Der „neue“ Arbeitnehmer hat ein Anrecht auf laufende Nettogehaltszahlungen in der Höhe des
bisherigen Honorars.
 

Wie kann der Auftraggeber dieses Risiko minimieren?

Prüfung von wichtigen Unternehmereigenschaften bei neuen Auftragnehmern

  • Liegt eine Gewerbeanmeldung bei der Stadt oder Gemeinde des Auftragnehmers vor?
  • Tritt der Auftragnehmer als Unternehmer auf und betreibt er Eigenwerbung?
  • Setzt er eigenes Kapital, eigene Arbeitsmittel ein und arbeitet er auf unternehmerischen Risiko indem er Aufträge ablehnen und mehrere Aufträge gleichzeitig annehmen kann?
  • Erfüllt er seine Aufträge selber oder erfolgt die Beschäftigung von Arbeitnehmern?
  • Ist der freie Mitarbeiter in das Unternehmen des Auftraggebers eingegliedert und erbringt er dort ähnliche Leistungen wie beim Auftraggeber angestellte Beschäftigte?
  • Hat er eine Firmenniederlassung oder eigene Büroräume?
  • Sind seine Rechnungsnummern nicht fortlaufend und lassen so auf weitere Auftraggeber schließen?
  • Wie ist die Vereinbarung bei verursachten Schäden oder Minderqualität durch den Auftragnehmer und hat der Auftraggeber eine Unfall- und Haftpflichtversicherung abgeschlossen?

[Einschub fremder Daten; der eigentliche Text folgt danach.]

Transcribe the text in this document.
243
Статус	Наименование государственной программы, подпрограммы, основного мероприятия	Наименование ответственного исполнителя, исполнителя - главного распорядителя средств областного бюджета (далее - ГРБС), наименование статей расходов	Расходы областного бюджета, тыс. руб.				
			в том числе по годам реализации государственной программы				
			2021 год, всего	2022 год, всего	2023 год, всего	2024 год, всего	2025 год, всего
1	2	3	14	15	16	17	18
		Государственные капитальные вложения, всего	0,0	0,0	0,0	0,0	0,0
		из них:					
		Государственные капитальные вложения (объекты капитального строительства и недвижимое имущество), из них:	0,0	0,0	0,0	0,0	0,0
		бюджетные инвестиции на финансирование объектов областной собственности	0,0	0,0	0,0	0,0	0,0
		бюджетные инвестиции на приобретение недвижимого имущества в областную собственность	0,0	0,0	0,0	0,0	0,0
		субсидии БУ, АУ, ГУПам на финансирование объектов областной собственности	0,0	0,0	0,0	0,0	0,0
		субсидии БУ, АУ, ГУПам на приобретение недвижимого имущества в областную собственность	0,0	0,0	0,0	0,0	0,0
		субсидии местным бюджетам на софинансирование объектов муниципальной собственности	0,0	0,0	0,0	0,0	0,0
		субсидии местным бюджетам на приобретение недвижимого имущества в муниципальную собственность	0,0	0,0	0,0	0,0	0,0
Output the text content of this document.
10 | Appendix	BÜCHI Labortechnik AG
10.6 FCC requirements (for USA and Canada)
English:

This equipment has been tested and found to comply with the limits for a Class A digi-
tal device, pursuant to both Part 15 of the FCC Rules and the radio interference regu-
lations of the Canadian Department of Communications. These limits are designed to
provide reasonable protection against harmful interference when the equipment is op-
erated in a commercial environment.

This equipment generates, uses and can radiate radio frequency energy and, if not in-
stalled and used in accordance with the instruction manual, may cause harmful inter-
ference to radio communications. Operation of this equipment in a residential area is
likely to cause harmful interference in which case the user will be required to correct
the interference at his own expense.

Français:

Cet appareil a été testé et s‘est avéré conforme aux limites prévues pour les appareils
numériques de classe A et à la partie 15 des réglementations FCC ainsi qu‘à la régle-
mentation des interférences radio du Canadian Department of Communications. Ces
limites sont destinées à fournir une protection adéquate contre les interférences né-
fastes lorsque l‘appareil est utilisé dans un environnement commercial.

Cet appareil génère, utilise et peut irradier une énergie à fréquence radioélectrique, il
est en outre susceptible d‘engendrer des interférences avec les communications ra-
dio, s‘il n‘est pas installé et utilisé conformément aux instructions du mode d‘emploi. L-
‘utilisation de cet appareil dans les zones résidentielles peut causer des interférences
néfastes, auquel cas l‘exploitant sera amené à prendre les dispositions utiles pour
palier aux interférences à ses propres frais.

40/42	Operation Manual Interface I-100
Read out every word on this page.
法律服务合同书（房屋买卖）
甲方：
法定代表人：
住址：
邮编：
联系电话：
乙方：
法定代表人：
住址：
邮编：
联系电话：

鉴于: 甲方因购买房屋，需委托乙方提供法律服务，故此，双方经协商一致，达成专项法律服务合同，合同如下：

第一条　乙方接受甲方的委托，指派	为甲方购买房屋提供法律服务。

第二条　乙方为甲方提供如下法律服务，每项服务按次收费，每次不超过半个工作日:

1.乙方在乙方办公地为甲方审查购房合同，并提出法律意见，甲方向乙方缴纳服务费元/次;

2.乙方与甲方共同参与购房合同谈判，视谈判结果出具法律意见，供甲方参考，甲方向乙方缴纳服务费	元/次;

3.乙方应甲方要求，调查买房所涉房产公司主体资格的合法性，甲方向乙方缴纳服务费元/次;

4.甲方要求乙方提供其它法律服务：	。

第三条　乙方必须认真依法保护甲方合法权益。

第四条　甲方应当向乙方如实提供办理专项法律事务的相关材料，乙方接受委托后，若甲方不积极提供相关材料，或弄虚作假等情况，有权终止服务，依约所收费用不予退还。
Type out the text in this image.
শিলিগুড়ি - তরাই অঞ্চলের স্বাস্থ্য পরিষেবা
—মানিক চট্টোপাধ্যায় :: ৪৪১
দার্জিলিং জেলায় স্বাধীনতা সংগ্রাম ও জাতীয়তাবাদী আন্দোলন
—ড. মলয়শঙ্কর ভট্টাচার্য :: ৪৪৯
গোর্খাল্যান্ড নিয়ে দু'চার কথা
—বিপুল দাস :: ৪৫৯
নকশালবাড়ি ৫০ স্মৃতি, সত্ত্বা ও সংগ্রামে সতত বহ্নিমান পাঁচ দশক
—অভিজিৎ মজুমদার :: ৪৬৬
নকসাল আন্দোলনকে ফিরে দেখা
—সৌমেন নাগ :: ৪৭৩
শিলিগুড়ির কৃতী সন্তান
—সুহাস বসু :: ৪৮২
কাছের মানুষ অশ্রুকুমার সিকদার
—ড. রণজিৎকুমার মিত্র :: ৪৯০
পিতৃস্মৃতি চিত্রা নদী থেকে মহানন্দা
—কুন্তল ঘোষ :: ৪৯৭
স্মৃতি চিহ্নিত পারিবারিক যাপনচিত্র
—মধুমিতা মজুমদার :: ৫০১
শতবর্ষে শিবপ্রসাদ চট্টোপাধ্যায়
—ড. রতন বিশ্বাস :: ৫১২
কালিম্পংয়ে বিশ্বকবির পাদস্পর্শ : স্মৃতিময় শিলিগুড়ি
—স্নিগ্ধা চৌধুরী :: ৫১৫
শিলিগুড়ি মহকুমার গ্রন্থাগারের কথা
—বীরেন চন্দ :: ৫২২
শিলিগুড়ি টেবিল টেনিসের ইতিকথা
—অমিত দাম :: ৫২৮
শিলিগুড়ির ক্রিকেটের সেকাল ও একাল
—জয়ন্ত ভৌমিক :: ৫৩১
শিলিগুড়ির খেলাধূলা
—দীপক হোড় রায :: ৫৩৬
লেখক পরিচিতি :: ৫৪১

Dies nur eine kleine Auswahl der Prüfungskriterien die Seitens der Deutschen Rentenversicherung Bund (DTRVB), die in diesen Fällen erfolgen. Diese Punkte und Kriterien werden in Fragebögen durch den Auftragnehmer (V027) erklärt und durch Kopien von Rechnungen oder Kopien von Vertrags-vereinbarungen belegt. Weitere und vor allem ausführlichere Hinweise hierzu finden Sie im Internet unter www.deutsche-rentenversicherung.de.
 

Versicherungspflicht für die Vergangenheit vermeiden

Die Versicherungspflicht für die Vergangenheit kann vermieden werden, wenn

  • innerhalb 1 Monats nach Aufnahme der Tätigkeit der Statusfeststellungsantrag an die Clearingstelle der DTRVB gestellt wird, der Beschäftigte/ Auftragnehmer dieser Entscheidung zustimmt und er in der Vergangenheit eine gleichwertige Vorsorge wie die zu der gesetzlichen Rentenversicherung getroffen hat.
  • innerhalb der ersten 3 Monate nach Aufnahme der Tätigkeit der Antrag auf Befreiung von der Rentenversicherungspflicht für die ersten 3 Jahre seiner Selbstständigkeit an die Clearingstelle der DTRVB gestellt wird.

 

Neudefinition ab 01.01.2011 für „Hauptberuflich Selbstständige“

Nach den neuen Regelungen ist bei allen Neubeurteilungen ab dem 01.01.2011 zu verfahren.
Hierzu hat der GKV-Spitzenverband neue Entscheidungshilfen in 12.2010 erarbeitet und dazu einen einheitlichen Begriff der „hauptberuflichen selbstständigen Erwerbstätigkeit“ näher definiert.
Wurde eine selbstständige Tätigkeit vor dem 01.01.2011 aufgenommen so ist bei der nächsten Prüfung des Versicherungsverhältnisses oder aber bei eine Änderung der Verhältnisse, die für die Versicherungspflicht erheblich sind, nach den neuen Grundsätzen zu verfahren.
Eine Neubeurteilung ist jederzeit auf Verlangen des Selbstständigen möglich.
Für alle bisher erfolgten Einordnungen für Hauptberuflich Selbstständige, die jedoch grenzwertig
waren, empfehlen wir daher diese Neubeurteilung Seitens der Sozialträger in die Wege zu leiten.